Мода и границы человеческого. Зооморфизм как топос модной образности в XIX–XXI веках - страница 49
Сравнение этих двух женщин-ос позволяет выявить принципиальные отличия модных карикатур Сэмборна не только от произведений Гранвиля, но и от более ранних зооморфных иллюстраций «Панча», как указывалось выше, многим обязанных французскому художнику. Изображения, которые мы условно назовем «басенными», надевают на социальный тип «маску» животного: чаще всего это звериная голова на человеческом теле, которое также может иметь лапы, крылья и хвост, однако поза и костюм неизменно придают ему некоторое достоинство и интегрируют в цивилизованное общество. Героини Сэмборна, напротив, ничем не отличаются от обычных женщин – вернее, от их репрезентации в модной гравюре того времени: у них красивые лица и пропорциональное телосложение. При этом часто используемым в «Панче» карикатурным приемом, вероятно, связанным с народным кукольным театром, к которому отсылало название журнала, было размещение огромных голов персонажей на миниатюрных, схематичных туловищах. И в то же время это чудовищные существа, на наших глазах теряющие человеческий облик, причем средством расчеловечения служит одежда, традиционно выполнявшая противоположную функцию.

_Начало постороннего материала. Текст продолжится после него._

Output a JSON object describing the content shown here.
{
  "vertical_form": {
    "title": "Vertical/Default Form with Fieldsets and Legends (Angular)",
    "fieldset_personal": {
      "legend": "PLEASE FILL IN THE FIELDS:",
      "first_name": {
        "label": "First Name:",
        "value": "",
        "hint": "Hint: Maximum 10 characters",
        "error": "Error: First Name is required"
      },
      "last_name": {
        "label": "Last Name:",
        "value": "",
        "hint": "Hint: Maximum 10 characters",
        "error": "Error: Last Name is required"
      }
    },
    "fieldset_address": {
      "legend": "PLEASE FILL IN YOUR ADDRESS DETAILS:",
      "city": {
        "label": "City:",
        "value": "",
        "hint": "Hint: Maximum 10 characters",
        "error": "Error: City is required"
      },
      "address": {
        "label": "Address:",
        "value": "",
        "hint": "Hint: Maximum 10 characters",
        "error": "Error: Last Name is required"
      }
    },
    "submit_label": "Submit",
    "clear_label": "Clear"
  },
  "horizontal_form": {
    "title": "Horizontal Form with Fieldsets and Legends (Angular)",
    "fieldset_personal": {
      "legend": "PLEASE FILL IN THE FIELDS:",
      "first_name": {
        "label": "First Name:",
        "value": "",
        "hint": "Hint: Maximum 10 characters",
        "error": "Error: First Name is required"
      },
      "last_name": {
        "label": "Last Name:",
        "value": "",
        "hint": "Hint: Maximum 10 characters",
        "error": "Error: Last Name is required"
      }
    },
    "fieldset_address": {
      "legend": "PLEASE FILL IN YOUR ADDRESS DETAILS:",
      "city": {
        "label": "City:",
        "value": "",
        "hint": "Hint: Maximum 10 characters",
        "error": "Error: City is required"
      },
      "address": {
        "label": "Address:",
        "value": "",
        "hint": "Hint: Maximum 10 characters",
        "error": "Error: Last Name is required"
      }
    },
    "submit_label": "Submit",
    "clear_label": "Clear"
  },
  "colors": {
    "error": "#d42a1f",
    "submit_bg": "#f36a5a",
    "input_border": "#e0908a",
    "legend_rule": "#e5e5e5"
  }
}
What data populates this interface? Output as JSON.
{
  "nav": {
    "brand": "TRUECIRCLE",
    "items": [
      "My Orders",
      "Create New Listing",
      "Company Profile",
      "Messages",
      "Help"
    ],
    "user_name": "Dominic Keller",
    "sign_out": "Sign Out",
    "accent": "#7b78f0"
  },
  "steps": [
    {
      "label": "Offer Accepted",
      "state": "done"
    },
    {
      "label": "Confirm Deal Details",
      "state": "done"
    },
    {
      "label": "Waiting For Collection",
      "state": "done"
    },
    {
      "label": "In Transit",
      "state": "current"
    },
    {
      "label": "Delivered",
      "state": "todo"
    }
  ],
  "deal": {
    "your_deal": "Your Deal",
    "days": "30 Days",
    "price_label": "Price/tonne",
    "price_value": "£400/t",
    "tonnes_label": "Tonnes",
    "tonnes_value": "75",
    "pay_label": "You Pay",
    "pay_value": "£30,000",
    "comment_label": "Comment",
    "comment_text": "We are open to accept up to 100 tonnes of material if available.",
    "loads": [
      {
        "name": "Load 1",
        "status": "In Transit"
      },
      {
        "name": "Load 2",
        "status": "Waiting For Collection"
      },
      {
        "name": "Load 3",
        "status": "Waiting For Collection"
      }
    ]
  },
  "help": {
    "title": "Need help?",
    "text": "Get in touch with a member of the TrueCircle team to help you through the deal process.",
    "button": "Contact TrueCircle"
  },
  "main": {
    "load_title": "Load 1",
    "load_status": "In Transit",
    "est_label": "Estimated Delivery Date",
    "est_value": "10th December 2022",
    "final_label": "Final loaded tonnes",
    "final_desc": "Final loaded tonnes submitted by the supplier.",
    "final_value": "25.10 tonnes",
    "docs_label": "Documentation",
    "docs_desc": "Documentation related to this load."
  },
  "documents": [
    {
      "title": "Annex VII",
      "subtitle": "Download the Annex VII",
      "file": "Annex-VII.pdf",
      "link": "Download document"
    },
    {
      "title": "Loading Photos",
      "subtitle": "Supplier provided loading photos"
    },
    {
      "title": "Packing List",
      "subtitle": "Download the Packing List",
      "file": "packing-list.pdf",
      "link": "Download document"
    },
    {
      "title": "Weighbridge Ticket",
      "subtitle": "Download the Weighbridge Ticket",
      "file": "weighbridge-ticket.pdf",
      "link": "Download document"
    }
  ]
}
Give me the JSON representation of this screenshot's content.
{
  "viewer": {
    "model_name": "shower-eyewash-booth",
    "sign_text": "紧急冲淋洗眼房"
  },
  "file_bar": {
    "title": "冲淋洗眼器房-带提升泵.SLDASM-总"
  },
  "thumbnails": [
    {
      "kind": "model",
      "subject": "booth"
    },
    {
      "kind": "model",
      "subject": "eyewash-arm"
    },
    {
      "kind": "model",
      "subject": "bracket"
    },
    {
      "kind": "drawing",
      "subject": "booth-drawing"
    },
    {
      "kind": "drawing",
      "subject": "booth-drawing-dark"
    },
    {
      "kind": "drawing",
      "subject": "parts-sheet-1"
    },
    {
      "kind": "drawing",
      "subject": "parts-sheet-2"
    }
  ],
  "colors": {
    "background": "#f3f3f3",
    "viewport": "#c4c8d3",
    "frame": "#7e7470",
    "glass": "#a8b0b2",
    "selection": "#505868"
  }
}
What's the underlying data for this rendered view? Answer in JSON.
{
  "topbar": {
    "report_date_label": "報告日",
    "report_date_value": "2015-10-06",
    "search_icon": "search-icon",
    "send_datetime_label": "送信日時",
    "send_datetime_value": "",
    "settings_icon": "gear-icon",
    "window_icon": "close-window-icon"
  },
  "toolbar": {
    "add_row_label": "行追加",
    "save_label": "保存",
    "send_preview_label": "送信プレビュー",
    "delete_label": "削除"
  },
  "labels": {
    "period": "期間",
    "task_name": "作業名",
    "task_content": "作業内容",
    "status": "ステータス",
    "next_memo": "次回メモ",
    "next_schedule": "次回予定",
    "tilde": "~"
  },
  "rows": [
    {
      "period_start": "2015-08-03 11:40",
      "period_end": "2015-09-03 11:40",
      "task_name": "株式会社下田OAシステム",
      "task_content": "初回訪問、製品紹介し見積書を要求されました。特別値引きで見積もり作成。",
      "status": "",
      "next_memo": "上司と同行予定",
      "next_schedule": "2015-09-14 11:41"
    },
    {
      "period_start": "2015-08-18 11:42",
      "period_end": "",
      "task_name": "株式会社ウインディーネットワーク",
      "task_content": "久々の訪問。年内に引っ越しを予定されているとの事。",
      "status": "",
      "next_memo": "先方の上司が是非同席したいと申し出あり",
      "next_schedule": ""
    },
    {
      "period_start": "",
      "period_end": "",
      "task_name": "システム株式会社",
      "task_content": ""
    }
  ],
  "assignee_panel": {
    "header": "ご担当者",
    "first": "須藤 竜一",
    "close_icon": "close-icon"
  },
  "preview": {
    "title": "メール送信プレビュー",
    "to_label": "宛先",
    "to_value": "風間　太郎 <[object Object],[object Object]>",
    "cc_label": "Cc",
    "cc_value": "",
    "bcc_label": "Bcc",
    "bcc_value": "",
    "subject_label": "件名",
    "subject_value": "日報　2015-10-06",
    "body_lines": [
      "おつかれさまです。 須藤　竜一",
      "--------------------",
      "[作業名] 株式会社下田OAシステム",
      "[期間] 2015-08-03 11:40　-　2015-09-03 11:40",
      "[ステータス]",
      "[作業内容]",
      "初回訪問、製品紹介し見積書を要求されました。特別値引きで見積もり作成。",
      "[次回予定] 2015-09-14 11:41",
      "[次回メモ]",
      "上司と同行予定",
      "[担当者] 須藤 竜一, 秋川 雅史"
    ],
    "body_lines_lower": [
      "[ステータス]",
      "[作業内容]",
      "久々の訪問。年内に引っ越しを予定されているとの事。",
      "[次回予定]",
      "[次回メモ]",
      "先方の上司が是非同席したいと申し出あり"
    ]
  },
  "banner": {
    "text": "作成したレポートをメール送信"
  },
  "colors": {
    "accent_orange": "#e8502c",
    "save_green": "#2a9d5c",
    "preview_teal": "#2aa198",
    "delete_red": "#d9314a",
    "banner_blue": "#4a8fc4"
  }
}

На модных карикатурах Сэмборна мы видим, как элегантный туалет не только навязывает женскому телу свои зооморфные формы (хвосты, крылья, раковины, хитиновый панцирь), но и диктует его позы и пластику. Так, женщина-оса стоит не совсем прямо: ее корпус находится под углом к линии ног, которую рисует под юбкой наше воображение – точь-в-точь как у настоящей осы, чье тело в покое нередко занимает дугообразное положение, когда брюшко (в горизонтальной плоскости) опущено ниже груди и головы45. Сэмборн здесь пародирует специфическую осанку, которую моднице рубежа 1860–1870‑х годов придавали турнюр, туго зашнурованный корсет и туфли на каблуках – так называемый «древнегреческий изгиб» (Grecian bend). Корпус при этом подавался чуть вперед, а таз назад, что казалось современникам невероятно претенциозным и уродливым, так как представляло собой в прямом и переносном смысле отклонение от «естественного» положения тела. На другой (не зооморфной) карикатуре Сэмборна того же сезона, непосредственно озаглавленной «Древнегреческий изгиб»46, юная щеголиха визуально сравнивается с немощным стариком – сгорбленным, едва переступающим на полусогнутых ногах, опираясь на трость (ил. 2.8). Язвительная подпись гласит: «Не правда ли, тугая шнуровка и высокие каблуки придают женской фигуре чарующую грациозность и достоинство?» (Grecian 1869). Американские карикатуры того же времени демонстрировали среди прочего пошаговое превращение изогнутой таким образом модницы в верблюда. Этот визуальный мотив использовался даже в лентах зоотропа – оптической игрушки, создающей эффект циклического движения (тем самым давая героине мимолетный шанс вновь стать человеком).
Еще одна важнейшая особенность модных «животных» Сэмборна заключается в том, что, при всей своей причудливости, они не являются единственными в своем роде. На рассматриваемой нами карикатуре с осой, помимо главной героини, присутствует еще одна дама того же вида, удаляющаяся от зрителя, – можно говорить о нашествии ос на этот курортный город. Если у Гранвиля и его последователей одежда нередко служит инструментом индивидуализации зооморфного персонажа, то Сэмборн акцентирует массовый характер модного поветрия: превращаясь, под влиянием костюма, в птиц или насекомых одного вида, щеголихи становятся неотличимыми друг от друга. Этот мотив можно проследить уже на карикатурах Джорджа Дюморье, опубликованных в «Панче» летом 1867 года, то есть за несколько месяцев до запуска сэмборновской серии, не зооморфных в строгом смысле слова, но озаглавленных «Примечательная зарисовка с натуры», что подразумевает некоторую аналогию между природным и социальным миром. На одной из них изображены две пары танцоров кадрили: мужчины обращены лицом к зрителю, а женщины спиной, так что их фигуры оказываются почти полностью скрыты огромными шалями, концы которых волочатся по полу, ниспадая на шлейфы платьев. Складки и оборки шалей приобретают органические формы, напоминая каких-то диковинных обитателей океана; с другой стороны, учитывая положение рук танцующих, в очертаниях женского костюма можно увидеть взмах крыльев взлетающей птицы. При этом не только движения, но и облик танцоров демонстрирует размеренную регулярность: оба кавалера, как и их дамы, одеты совершенно одинаково и причесаны похожим образом (Another 1867).